I left work early afternoon today.  I just could not keep up.  Came home and slept for like 4 hours or something, I don’t know.  Something is going on in my left foot.  I’m not sure if it’s a sign of “Taxol toes”, but I’m going to check with the oncologist before the next/last invasion.  She may cancel the last treatment if she thinks it has anything to do with the effects of the treatment. I also managed to catch a slight cold.

I’m trying to orient a new staff member at work, and feeling sort of dazed at times.  So I’m cutting back with work at the same time trying to corral the troops to give this person a decent orientation.  It seems that working at home more often may be in order, which is fine with me.   I’m painfully aware of my decreasing earned time bank (my employer’s term for paid time off), and will just have to deal with it.  That’s what savings accounts are for right?

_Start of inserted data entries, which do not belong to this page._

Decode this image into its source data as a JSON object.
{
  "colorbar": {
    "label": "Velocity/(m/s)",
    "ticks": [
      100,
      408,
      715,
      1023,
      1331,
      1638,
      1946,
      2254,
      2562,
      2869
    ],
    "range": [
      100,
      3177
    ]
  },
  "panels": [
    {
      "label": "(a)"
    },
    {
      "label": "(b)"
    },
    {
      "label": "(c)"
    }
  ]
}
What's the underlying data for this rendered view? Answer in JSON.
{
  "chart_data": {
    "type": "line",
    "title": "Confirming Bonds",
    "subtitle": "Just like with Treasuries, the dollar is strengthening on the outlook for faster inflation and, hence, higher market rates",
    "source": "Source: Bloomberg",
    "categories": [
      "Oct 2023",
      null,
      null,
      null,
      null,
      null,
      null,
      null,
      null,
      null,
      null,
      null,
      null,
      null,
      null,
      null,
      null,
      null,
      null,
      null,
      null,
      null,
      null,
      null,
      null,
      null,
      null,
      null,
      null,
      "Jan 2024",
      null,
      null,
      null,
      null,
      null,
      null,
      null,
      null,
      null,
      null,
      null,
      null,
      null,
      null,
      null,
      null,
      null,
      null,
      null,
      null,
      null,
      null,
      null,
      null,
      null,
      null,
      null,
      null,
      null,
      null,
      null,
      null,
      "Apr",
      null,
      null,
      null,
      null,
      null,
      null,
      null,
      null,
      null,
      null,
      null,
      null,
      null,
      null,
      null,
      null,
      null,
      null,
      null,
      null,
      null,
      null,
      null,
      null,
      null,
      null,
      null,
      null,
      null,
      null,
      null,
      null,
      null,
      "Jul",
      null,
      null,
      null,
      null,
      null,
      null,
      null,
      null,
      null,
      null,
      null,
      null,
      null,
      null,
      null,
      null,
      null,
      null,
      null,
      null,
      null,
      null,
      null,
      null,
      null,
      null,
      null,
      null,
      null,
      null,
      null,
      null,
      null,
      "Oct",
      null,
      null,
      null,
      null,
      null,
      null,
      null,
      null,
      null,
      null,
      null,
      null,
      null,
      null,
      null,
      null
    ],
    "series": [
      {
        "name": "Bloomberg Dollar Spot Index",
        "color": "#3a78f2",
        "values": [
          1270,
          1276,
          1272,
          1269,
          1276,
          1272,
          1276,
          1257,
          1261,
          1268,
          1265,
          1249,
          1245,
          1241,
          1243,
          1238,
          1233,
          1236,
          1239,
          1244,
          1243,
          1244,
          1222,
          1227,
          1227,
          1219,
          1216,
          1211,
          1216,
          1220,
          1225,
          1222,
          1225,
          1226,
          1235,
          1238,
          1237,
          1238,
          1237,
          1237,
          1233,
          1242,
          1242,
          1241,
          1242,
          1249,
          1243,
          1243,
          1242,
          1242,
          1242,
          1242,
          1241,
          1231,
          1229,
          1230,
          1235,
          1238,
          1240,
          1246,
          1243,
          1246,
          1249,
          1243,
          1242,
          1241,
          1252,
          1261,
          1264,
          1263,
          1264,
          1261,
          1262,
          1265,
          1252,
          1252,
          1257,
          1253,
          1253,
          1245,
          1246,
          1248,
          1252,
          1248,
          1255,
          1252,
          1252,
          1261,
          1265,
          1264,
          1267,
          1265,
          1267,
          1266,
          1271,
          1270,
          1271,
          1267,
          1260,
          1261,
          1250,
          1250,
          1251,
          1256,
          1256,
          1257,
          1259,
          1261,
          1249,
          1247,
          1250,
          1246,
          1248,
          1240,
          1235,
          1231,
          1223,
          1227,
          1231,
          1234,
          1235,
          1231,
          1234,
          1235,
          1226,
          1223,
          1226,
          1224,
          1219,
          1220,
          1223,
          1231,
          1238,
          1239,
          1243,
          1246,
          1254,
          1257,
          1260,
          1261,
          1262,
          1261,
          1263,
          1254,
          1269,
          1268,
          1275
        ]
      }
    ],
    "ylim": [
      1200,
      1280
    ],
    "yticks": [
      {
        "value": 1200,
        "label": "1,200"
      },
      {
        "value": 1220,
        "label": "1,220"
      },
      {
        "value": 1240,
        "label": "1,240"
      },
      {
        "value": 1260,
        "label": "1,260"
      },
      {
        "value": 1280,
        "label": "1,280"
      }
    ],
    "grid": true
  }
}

A asked if I could take her to the city this weekend while B and E are camping.  Normally we’d make the plan and go and have a fun time together.  Today I had to say “Sure if I’m up to it”.  It’s disappointing for both of us.  When making plans now, I include the caviat regarding my energy.

I feel peaceful, but definitely am experiencing a different level of  fatigue today.  I think I’ll read for a while.  See?  Even Winnie the Pooh has days like this.  Maybe some tea with honey too.